Na hipótese em tela, devemos averiguar se o bem jurídico protegido
(formação moral) foi atingido pela ação do agente em praticar um crime 392
em companhia do menor. Caso não exista o resultado jurídico, não
podemos nos contentar com o resultado natural, pois este pertence à tipicidade formal. Todos os crimes exigem uma ofensa concreta ao bem jurídico protegido. A realização dos dados típicos apenas esgota o plano formal do delito, mas, por força do princípio da ofensividade, não há crime sem que também se verifique o desvalor do resultado (nullum crimen sine injuria).
Na doutrina, GUILHERME DE SOUZA NUCCI, ao tratar da corrupção
de menores prevista no art. 1º, da Lei nº 2.252/54, expressa seu entendimento sobre o tema nestes termos:
“É importante ressaltar que não comete o crime previsto neste
artigo o maior de 18 anos que pratica crime ou contravenção na companhia do menor já corrompido, isto é, acostumado à prática de atos infracionais.

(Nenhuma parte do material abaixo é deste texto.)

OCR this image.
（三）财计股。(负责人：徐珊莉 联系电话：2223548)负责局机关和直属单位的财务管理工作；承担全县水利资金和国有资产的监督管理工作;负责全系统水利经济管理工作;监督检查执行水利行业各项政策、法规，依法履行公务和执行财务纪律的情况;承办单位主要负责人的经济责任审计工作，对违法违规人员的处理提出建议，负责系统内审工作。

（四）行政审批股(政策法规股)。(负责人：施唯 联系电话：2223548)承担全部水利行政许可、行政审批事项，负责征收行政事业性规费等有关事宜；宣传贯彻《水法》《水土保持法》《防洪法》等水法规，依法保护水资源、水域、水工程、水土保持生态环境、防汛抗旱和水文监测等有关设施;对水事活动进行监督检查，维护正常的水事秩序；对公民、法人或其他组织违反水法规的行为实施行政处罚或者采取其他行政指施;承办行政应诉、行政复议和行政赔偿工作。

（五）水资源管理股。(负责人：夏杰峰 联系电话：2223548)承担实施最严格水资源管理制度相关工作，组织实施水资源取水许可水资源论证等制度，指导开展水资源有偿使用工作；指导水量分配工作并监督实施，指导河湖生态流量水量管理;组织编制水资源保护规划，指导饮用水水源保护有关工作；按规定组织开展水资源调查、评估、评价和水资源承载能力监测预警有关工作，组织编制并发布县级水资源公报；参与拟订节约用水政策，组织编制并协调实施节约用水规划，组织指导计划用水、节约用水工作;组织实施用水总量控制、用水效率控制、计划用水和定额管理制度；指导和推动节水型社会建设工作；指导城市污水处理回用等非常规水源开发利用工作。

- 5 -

O objetivo do tipo penal é evitar que ocorra a deturpação na formação da personalidade do menor de 18 anos. Se este já está corrompido, considera-se crime impossível qualquer atuação do maior, nos termos do art. 17 do Código Penal.” (“Leis penais e processuais penais comentadas”, ed. RT, 5ª edição, 2010, pág. 215).
No mesmo sentido a posição de ROGÉRIO GRECO, para quem:
“...deverá ser demonstrado que, com a prática da infração penal,
houve efetiva corrupção ou, pelo menos, a facilitação da corrupção do menor de 18 (dezoito) anos, pois, caso contrário, o fato deverá ser considerado atípico. Assim, imagine-se a hipótese em que um menor tenha participado do cometimento de uma infração penal levada a efeito por um 393
agente imputável e, logo após, arrepende-se do que fez e deixa de praticar
qualquer outro ato infracional, levando uma vida ‘normal’, de acordo com os padrões legais exigidos. Não se pode dizer, neste caso, que o agente tenha corrompido ou facilitado a corrupção do referido menor, razão pela qual devemos entender pelo afastamento da Lei nº 2.252/54.” (Curso de Direito Penal, Ed. Impetus, 5ª edição, 2008, pág. 543).

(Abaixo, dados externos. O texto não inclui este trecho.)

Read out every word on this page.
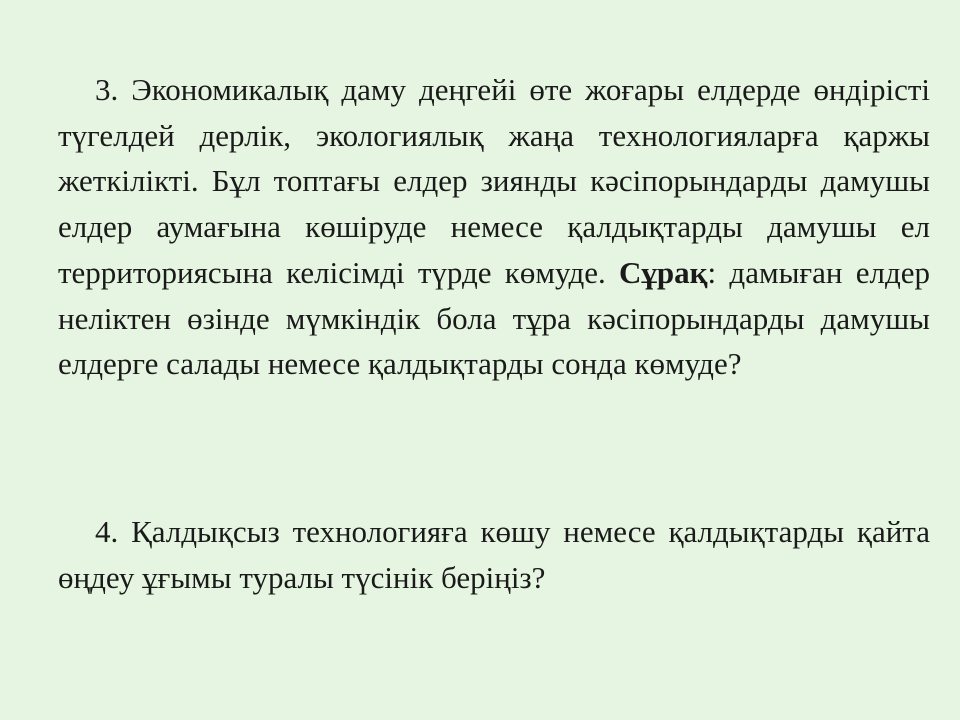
3. Экономикалық даму деңгейі өте жоғары елдерде өндірісті түгелдей дерлік, экологиялық жаңа технологияларға қаржы жеткілікті. Бұл топтағы елдер зиянды кәсіпорындарды дамушы елдер аумағына көшіруде немесе қалдықтарды дамушы ел территориясына келісімді түрде көмуде. Сұрақ: дамыған елдер неліктен өзінде мүмкіндік бола тұра кәсіпорындарды дамушы елдерге салады немесе қалдықтарды сонда көмуде?

4. Қалдықсыз технологияға көшу немесе қалдықтарды қайта өңдеу ұғымы туралы түсінік беріңіз?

Embora a matéria não seja pacífica nos tribunais, o Colendo
Superior Tribunal de Justiça já decidiu:
RECURSO ESPECIAL. CRIMINAL. CORRUPÇÃO DE MENORES. CRIME
FORMAL, DE EVENTO. PRECEDÊNCIA DA CORRUPÇÃO. AFASTAMENTO DO TIPO PENAL.
1. Reconhecida a precedente corrupção do menor, não há falar em
caracterização do ilícito tipificado no artigo 1º da Lei 2.252/54, que é de natureza formal, da subespécie dos crimes de evento.
2. Recurso conhecido e improvido.
(STJ - Sexta Turma – Rel.: Ministro HAMILTON CARVALHIDO – REsp.
n° 116.877/DF, julgado em 03.10.02, DJ de 24.03.03, pág. 291).
PENAL. RECURSO ESPECIAL. ART. 1º, DA LEI N° 2.252/54
(CORRUPÇÃO DE MENORES). ABSOLVIÇÃO. CRIME DE PERIGO. ANTERIOR INOCÊNCIA MORAL DO MENOR. PRESUNÇÃO IURIS TANTUM. 394
I - O crime previsto no art. 1º da Lei n° 2.252/54 é de perigo, sendo
despicienda a demonstração de efetiva e posterior corrupção penal do menor.
II - No entanto, a anterior inocência moral do menor se presume
iuris tantum como pressuposto fático do tipo. Quem já foi corrompido não pode ser vítima do delito sob exame (Precedentes).
III - In casu, restou cabalmente demonstrado, através de
documentos, conforme reconhecido tanto na sentença condenatória quanto no v. acórdão guerreado, que os menores que participaram da conduta delituosa já contavam com diversas passagens pelo Juízo da Infância e da Juventude pela prática de atos infracionais graves, inclusive com aplicação de várias medidas sócio-educativas.
IV - Comprovado que os menores já eram corrompidos, não se
verifica a prática do delito previsto no art. 1º da Lei n° 2.252/54.
Recurso desprovido.
(STJ – Quinta Turma – Rel.: Ministro FELIX FISCHER – REsp. n°
822.977/RJ, julgado em 12.09.06, DJ de 30.10.06, pág. 401).
À conta de tais considerações, mantém-se o acórdão.